Ring-type DbPET has the advantage of measuring SUVmax compared with PEM. Several studies reported that the SUVmax of WBPET predicted the biology and prognosis of breast cancer [6,7,8]. DbPET, with a high spatial resolution, may predict the tumor biology more accurately. A previous study reported that the SUVmax of DbPET was correlated with the histologic grade and molecular subtype of breast cancers and was lowest for luminal A-like tumors (p < 0.001) [30]. In the propensity score-matched patients, the SUVmax values of the luminal A-like group were lower than those of non-luminal A-like group. The SUVmax values of luminal A-like tumors were lower than those of the other subtypes in a subpopulation of small and low-grade tumors. The SUVmax of DbPET may be a non-invasive indicator for determining an appropriate systemic treatment strategy for invasive breast cancer.

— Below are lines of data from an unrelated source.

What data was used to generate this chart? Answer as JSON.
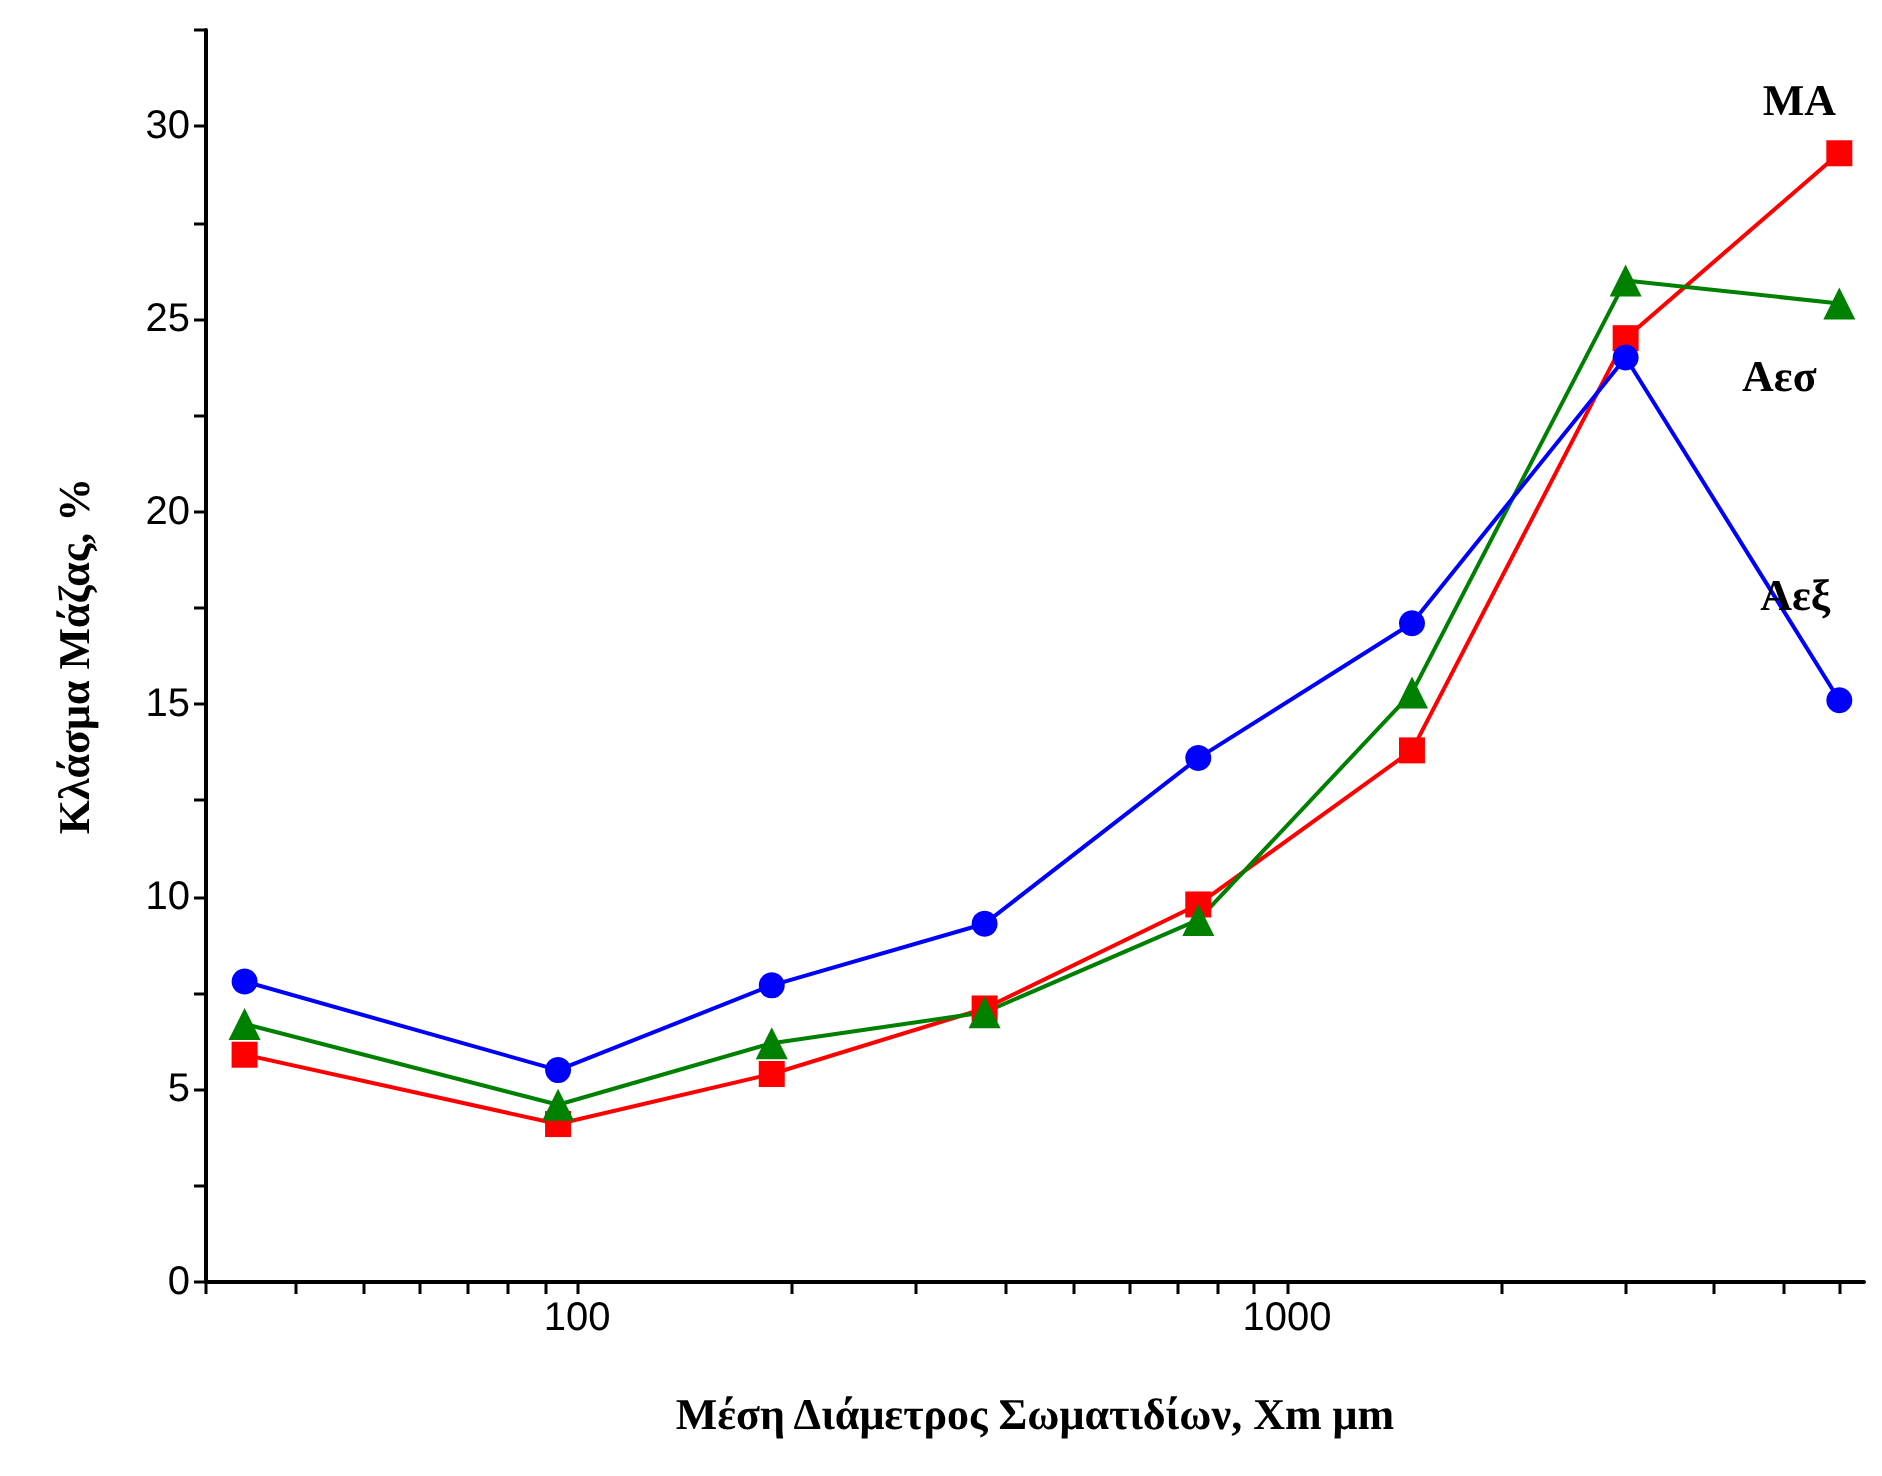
{
  "chart_data": {
    "type": "line",
    "xlabel": "Μέση Διάμετρος Σωματιδίων, Xm μm",
    "ylabel": "Κλάσμα Μάζας, %",
    "x": [
      34,
      94,
      188,
      375,
      750,
      1500,
      3000,
      6000
    ],
    "series": [
      {
        "name": "ΜΑ",
        "color": "#ff0000",
        "marker": "square",
        "values": [
          5.9,
          4.1,
          5.4,
          7.1,
          9.8,
          13.8,
          24.5,
          29.3
        ]
      },
      {
        "name": "Αεσ",
        "color": "#008000",
        "marker": "triangle",
        "values": [
          6.7,
          4.6,
          6.2,
          7.0,
          9.4,
          15.3,
          26.0,
          25.4
        ]
      },
      {
        "name": "Αεξ",
        "color": "#0000ff",
        "marker": "circle",
        "values": [
          7.8,
          5.5,
          7.7,
          9.3,
          13.6,
          17.1,
          24.0,
          15.1
        ]
      }
    ],
    "log": "x",
    "xlim": [
      30,
      6500
    ],
    "xticks": [
      {
        "value": 30,
        "label": null
      },
      {
        "value": 40,
        "label": null
      },
      {
        "value": 50,
        "label": null
      },
      {
        "value": 60,
        "label": null
      },
      {
        "value": 70,
        "label": null
      },
      {
        "value": 80,
        "label": null
      },
      {
        "value": 90,
        "label": null
      },
      100,
      {
        "value": 200,
        "label": null
      },
      {
        "value": 300,
        "label": null
      },
      {
        "value": 400,
        "label": null
      },
      {
        "value": 500,
        "label": null
      },
      {
        "value": 600,
        "label": null
      },
      {
        "value": 700,
        "label": null
      },
      {
        "value": 800,
        "label": null
      },
      {
        "value": 900,
        "label": null
      },
      1000,
      {
        "value": 2000,
        "label": null
      },
      {
        "value": 3000,
        "label": null
      },
      {
        "value": 4000,
        "label": null
      },
      {
        "value": 5000,
        "label": null
      },
      {
        "value": 6000,
        "label": null
      }
    ],
    "ylim": [
      0,
      32.5
    ],
    "yticks": [
      0,
      {
        "value": 2.5,
        "label": null
      },
      5,
      {
        "value": 7.5,
        "label": null
      },
      10,
      {
        "value": 12.5,
        "label": null
      },
      15,
      {
        "value": 17.5,
        "label": null
      },
      20,
      {
        "value": 22.5,
        "label": null
      },
      25,
      {
        "value": 27.5,
        "label": null
      },
      30,
      {
        "value": 32.5,
        "label": null
      }
    ],
    "grid": false,
    "legend": false,
    "line_style": "solid"
  }
}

This study had some limitations. First, it was a single-institutional retrospective study. The sensitivity results may be biased because the reader knew that pathologically proven breast cancer existed in the presented PET images. Second, because the scan start time of DbPET was later than that of WBPET, the tumor FDG uptake of DbPET may be higher than that of WBPET. This gave DbPET an advantage over WBPET. Third, this study only compared the sensitivity of DbPET and WBPET and did not conduct a comparative analysis with other commonly used modalities, such as breast ultrasonography and breast MRI; prospective studies to compare all these modalities are required.

Conclusion

DbPET is an effective imaging modality for the detection of small and low-grade breast cancer and has potential utility for screening for multiple ipsilateral and bilateral cancerous lesions. Additionally, the SUVmax of DbPET could be used as an adjunct to immunohistochemistry for differentiating between molecular subtypes.